Yes, we can update training material and curriculum about AI’s capabilities with more money and more staff, but this isn’t solely a resource problem. It is an attention problem. Few have the capacity to continue doing their normal jobs while maintaining up-to-date knowledge about the latest upgrades and capabilities or the implications for this means for their teaching or their student’s learning. Expecting people to do so asks them to live on the edge of a technological frontier that calls upon them to learn and relearn skills to keep pace with the latest announcements. Who wants to live that way? This means that instead of adopting AI en masse, most people will disengage and return to using their existing skills.
Strategies That Go Beyond Our Moment
Addressing the challenge of raising awareness about the baseline and advanced capabilities of generative AI, especially in the context of education and broader public understanding, will need more than a single strategy. We need to bridge the gap between perceptions formed by initial interactions with free AI tools, and the realities of what advanced AI models can do, particularly when leveraged through paid services or specialized applications. We need to begin exploring some more ideas in depth that address some of the following:
Updated Training Experiences for Educators
Access to Advanced AI Models
Integrated AI Literacy Across Disciplines
We are all Test Subjects in the Biggest AI Experiment in History
It’s easy to get lost in the absurdity of our current moment. Many companies have rushed to upgrade their existing offerings with generative features in real-time without clear use cases or bothering to work with education to build the needed capacity to train future users. It’s important to keep in mind that all of these generative tools are labeled as experimental, and we are the test subjects. No single company has a clear understanding of how users will adopt generative AI or long-term plans to upskill employees to keep them abreast of the most up-to-date features. Human beings need time and familiarity before they truly adopt something as part of their daily practice.

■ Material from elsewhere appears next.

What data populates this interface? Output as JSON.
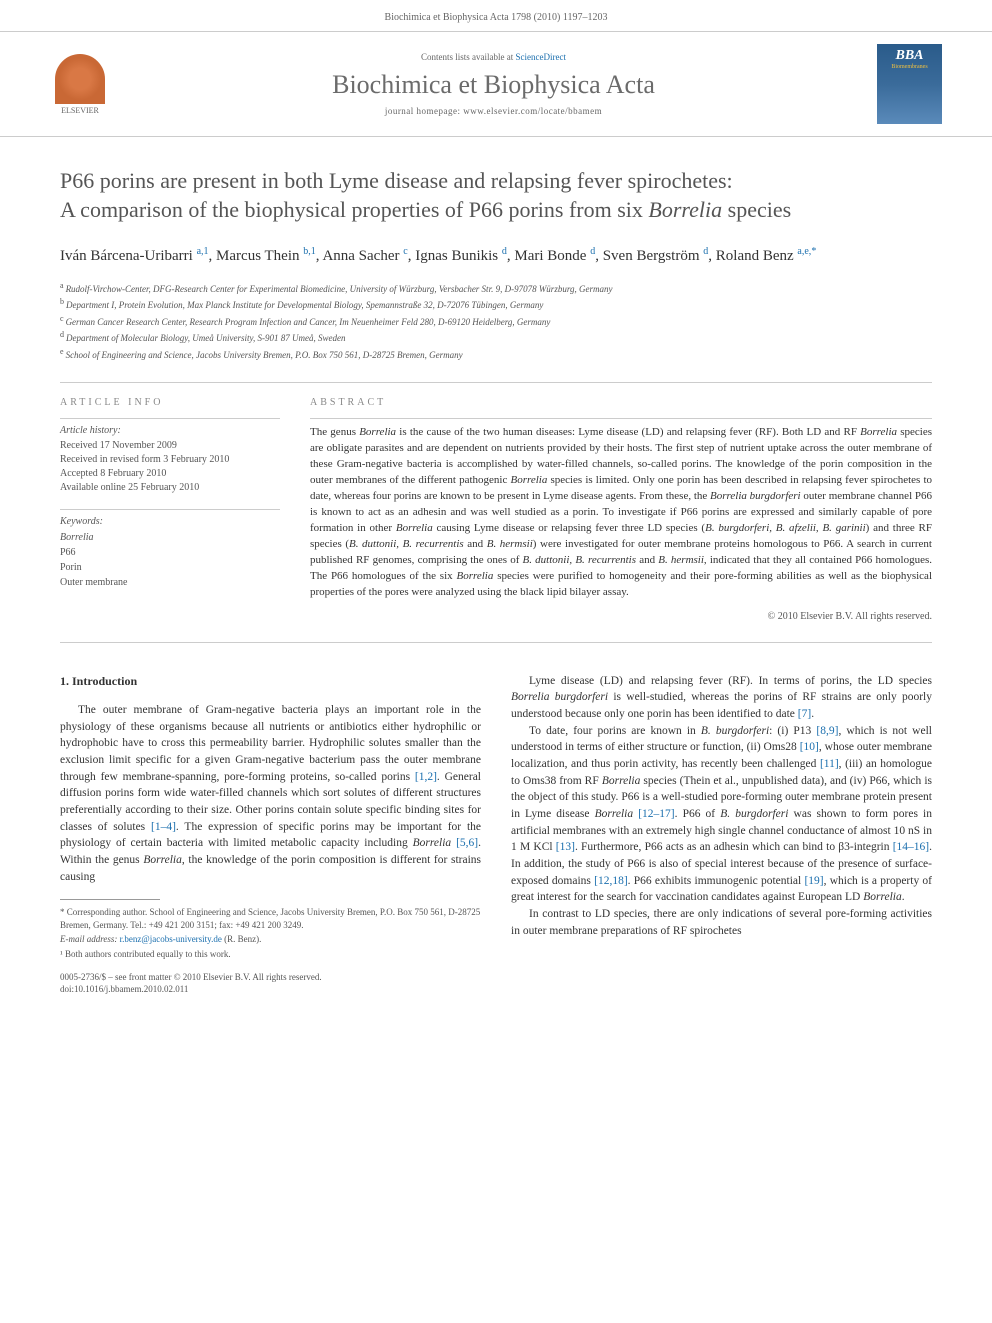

As I’ve written about previously, until the constant changes in interfaces and underlying capabilities of language models slow down, most users will never adopt generative AI as part of their daily workflow. Without a protracted period of stability, generative AI will remain a novelty for most, while early adopters reap untold benefits.
This is a huge problem and I don't see any solution in sight the moment. Already, many people I've spoken to who were excited about genAI even 6 months ago have either lost interest or are overwhelmed with the explosion of new tools geared toward the education market. On another note - why so little coverage of the absolutely crazy glitch on GPT-4 a few days ago? For about 12 hours, GPT-4 was spewing absolute nonsense and totally off the rails. I have several chats of total gibberish in response to normal prompts. I've seen nothing in the mainstream press about it - OpenAI claims they fixed it, but the truth is they have absolutely no idea what happened. That only makes it more difficult to convince AI skeptics to have confidence in these models. My anecdotal observation as a heavy user of GPT-4 is that it has gotten worse over the past 6 months. Hard to pinpoint why, but the results I've been getting have been much less impressive, shorter, and not nearly as innovative as I've gotten previously.

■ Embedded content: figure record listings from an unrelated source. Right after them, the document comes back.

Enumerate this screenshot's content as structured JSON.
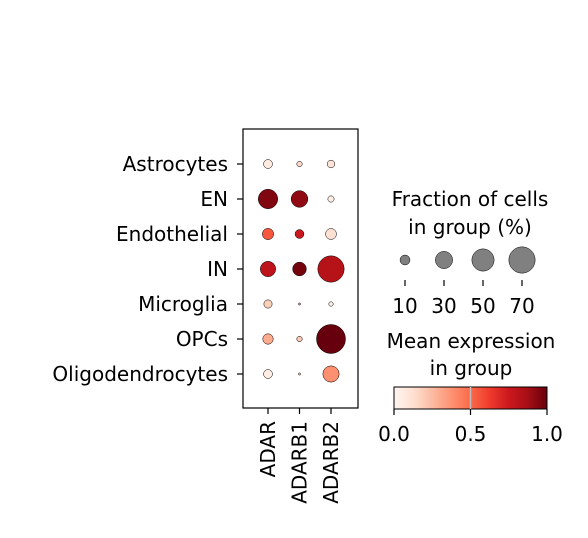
{
  "chart_data": {
    "type": "dotplot",
    "genes": [
      "ADAR",
      "ADARB1",
      "ADARB2"
    ],
    "groups": [
      "Astrocytes",
      "EN",
      "Endothelial",
      "IN",
      "Microglia",
      "OPCs",
      "Oligodendrocytes"
    ],
    "fraction_percent": [
      [
        8,
        3,
        6
      ],
      [
        38,
        28,
        4
      ],
      [
        13,
        8,
        12
      ],
      [
        24,
        19,
        70
      ],
      [
        7,
        0.5,
        2
      ],
      [
        11,
        3,
        85
      ],
      [
        8,
        0.5,
        27
      ]
    ],
    "mean_expression": [
      [
        0.06,
        0.15,
        0.1
      ],
      [
        0.95,
        0.92,
        0.05
      ],
      [
        0.55,
        0.75,
        0.12
      ],
      [
        0.8,
        0.97,
        0.82
      ],
      [
        0.18,
        0.3,
        0.05
      ],
      [
        0.3,
        0.2,
        1.0
      ],
      [
        0.05,
        0.2,
        0.38
      ]
    ],
    "size_legend": {
      "title_line1": "Fraction of cells",
      "title_line2": "in group (%)",
      "values": [
        10,
        30,
        50,
        70
      ]
    },
    "color_legend": {
      "title_line1": "Mean expression",
      "title_line2": "in group",
      "ticks": [
        0.0,
        0.5,
        1.0
      ],
      "tick_labels": [
        "0.0",
        "0.5",
        "1.0"
      ],
      "colormap": "Reds",
      "range": [
        0,
        1
      ]
    }
  }
}
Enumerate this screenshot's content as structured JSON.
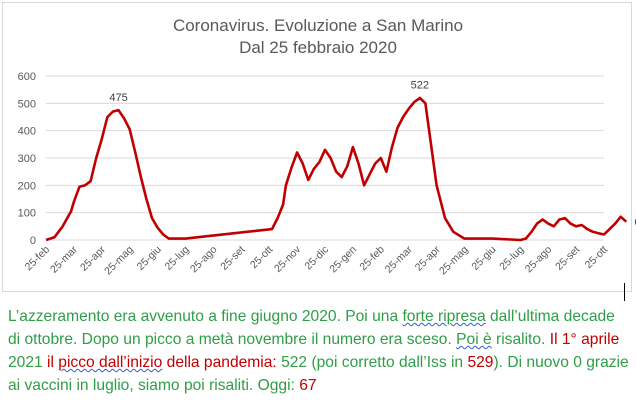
{
  "chart_data": {
    "type": "line",
    "title": "Coronavirus. Evoluzione a San Marino",
    "subtitle": "Dal 25 febbraio 2020",
    "xlabel": "",
    "ylabel": "",
    "ylim": [
      0,
      600
    ],
    "yticks": [
      "0",
      "100",
      "200",
      "300",
      "400",
      "500",
      "600"
    ],
    "grid": "horizontal",
    "legend": "none",
    "series_color": "#c00000",
    "categories": [
      "25-feb",
      "25-mar",
      "25-apr",
      "25-mag",
      "25-giu",
      "25-lug",
      "25-ago",
      "25-set",
      "25-ott",
      "25-nov",
      "25-dic",
      "25-gen",
      "25-feb",
      "25-mar",
      "25-apr",
      "25-mag",
      "25-giu",
      "25-lug",
      "25-ago",
      "25-set",
      "25-ott"
    ],
    "x": [
      0,
      0.3,
      0.6,
      0.9,
      1.0,
      1.2,
      1.4,
      1.6,
      1.8,
      2.0,
      2.2,
      2.4,
      2.6,
      2.8,
      3.0,
      3.2,
      3.4,
      3.6,
      3.8,
      4.0,
      4.2,
      4.4,
      4.7,
      4.9,
      5.0,
      8.1,
      8.3,
      8.5,
      8.6,
      8.8,
      9.0,
      9.2,
      9.4,
      9.6,
      9.8,
      10.0,
      10.2,
      10.4,
      10.6,
      10.8,
      11.0,
      11.2,
      11.4,
      11.6,
      11.8,
      12.0,
      12.2,
      12.4,
      12.6,
      12.8,
      13.0,
      13.2,
      13.4,
      13.6,
      13.8,
      14.0,
      14.3,
      14.6,
      15.0,
      16.0,
      17.0,
      17.2,
      17.4,
      17.6,
      17.8,
      18.0,
      18.2,
      18.4,
      18.6,
      18.8,
      19.0,
      19.2,
      19.4,
      19.6,
      19.8,
      20.0,
      20.2,
      20.4,
      20.6,
      20.8
    ],
    "values": [
      0,
      10,
      50,
      105,
      140,
      195,
      200,
      215,
      300,
      370,
      450,
      470,
      475,
      445,
      405,
      320,
      230,
      150,
      80,
      45,
      20,
      5,
      5,
      5,
      5,
      40,
      80,
      130,
      200,
      265,
      320,
      280,
      220,
      260,
      285,
      330,
      300,
      250,
      230,
      270,
      340,
      280,
      200,
      240,
      280,
      300,
      250,
      340,
      410,
      450,
      480,
      505,
      520,
      500,
      350,
      200,
      80,
      30,
      5,
      5,
      0,
      5,
      30,
      60,
      75,
      60,
      50,
      75,
      80,
      60,
      50,
      55,
      40,
      30,
      25,
      20,
      40,
      60,
      85,
      67
    ],
    "annotations": [
      {
        "x": 2.6,
        "value": 475,
        "label": "475"
      },
      {
        "x": 13.4,
        "value": 522,
        "label": "522"
      },
      {
        "x": 20.8,
        "value": 67,
        "label": "67"
      }
    ]
  },
  "caption": {
    "s1": "L’azzeramento era avvenuto a fine giugno 2020. Poi una ",
    "s2": "forte  ripresa",
    "s3": " dall’ultima decade di ottobre. Dopo un picco a metà novembre il numero era sceso. ",
    "s4": "Poi  è",
    "s5": " risalito.",
    "s6": " Il 1° aprile ",
    "s7": "2021",
    "s8": " il ",
    "s9": "picco  dall’inizio",
    "s10": " della pandemia: ",
    "s11": "522",
    "s12": " (poi corretto dall’Iss in ",
    "s13": "529",
    "s14": "). Di nuovo 0 grazie ai vaccini in luglio, siamo poi risaliti. Oggi: ",
    "s15": "67"
  }
}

Yeah no one is talking about that meltdown. Oh well... this thing we are all coming to rely on and want to integrate into schools suddenly breaks down completely, and OpenAI just says No comment. Word on the street is that GPT 5 testing is happening right now inside GPT 4. Some users are experiencing some breakthrough results, others diminishing returns, and then this breakdown. We shall see what comes of it all.